The most time that I spent with Danny Thomas was at a small dinner party given for Danny and Phyllis McGuire at the Deckers’ home in Norfolk. Phyllis was still a statuesque beauty who you will remember as the lead singer of the McGuire Sisters. After the trio won the Arthur Godfrey Talent Scouts television show competition, they produced a succession of hit records on the Coral Records label. With number one hits like “Sincerely” (1954), “The Theme from Picnic“ (1956) and “Sugartime“ (1958), the group had 30 chart hits over a 16-year period. The McGuire Sisters appeared on all of the top television variety shows during the 1950s and 1960s and even made the cover of Life Magazine. On tour for St.
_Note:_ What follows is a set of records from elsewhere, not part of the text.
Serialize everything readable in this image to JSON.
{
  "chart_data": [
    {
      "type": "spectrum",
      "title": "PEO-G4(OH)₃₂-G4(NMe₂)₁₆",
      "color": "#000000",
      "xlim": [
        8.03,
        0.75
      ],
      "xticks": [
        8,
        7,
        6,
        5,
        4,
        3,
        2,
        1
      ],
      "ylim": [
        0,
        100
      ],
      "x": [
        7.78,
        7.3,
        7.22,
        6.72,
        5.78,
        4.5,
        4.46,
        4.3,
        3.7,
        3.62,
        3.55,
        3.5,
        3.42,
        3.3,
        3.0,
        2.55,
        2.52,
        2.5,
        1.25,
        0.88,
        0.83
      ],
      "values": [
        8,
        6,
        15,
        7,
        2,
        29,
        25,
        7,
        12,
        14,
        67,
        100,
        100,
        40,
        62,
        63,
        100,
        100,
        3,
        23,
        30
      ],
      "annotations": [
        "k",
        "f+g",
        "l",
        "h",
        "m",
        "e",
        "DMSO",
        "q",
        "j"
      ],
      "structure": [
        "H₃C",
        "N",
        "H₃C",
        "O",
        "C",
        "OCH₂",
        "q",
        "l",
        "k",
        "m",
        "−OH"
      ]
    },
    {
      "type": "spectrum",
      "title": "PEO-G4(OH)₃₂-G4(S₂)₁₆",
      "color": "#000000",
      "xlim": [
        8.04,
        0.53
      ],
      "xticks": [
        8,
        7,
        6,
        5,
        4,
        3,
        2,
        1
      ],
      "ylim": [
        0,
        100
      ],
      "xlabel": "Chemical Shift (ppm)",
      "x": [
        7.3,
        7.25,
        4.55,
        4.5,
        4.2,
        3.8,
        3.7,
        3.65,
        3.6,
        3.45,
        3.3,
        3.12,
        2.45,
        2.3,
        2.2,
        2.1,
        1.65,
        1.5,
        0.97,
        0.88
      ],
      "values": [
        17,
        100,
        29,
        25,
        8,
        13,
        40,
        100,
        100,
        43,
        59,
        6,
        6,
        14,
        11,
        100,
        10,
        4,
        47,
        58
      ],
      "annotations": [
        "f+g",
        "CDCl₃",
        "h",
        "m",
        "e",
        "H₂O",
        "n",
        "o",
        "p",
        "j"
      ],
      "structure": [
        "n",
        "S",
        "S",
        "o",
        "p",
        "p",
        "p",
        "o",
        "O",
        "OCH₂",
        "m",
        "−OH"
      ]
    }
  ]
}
Jude with Phyllis McGuire, Danny, in his early 60s, welcomed the chance to relax at the Deckers.
The last time that I saw Danny Thomas was at his home in 1975 or 1976 where he hosted a reception following the final day of the Danny Thomas Memphis Classic (1970 to 1984). Danny was an avid golfer, and two PGA tour events bore his name. I was in Memphis on business as the Associate Publisher of Holiday Magazine, and was thus available to attend. Entertainer Jimmy Dean, famous for his hit record “Big John” and later for his breakfast sausage, was a memorable guest. My former boss, George Crump, who owned country music radio stations, had once held Dean’s management contract, so we had a common connection.
Just like everything else in the life of Danny Thomas, St. Jude was the focus and financial beneficiary of the golfing event. If St. Jude himself had anything to do with Danny’s great television success, the blessing has been repaid exponentially at the St. Jude Children’s Research Hospital. I am so glad to have been a witness to Danny’s and to Peter’s devotion to a great work of life.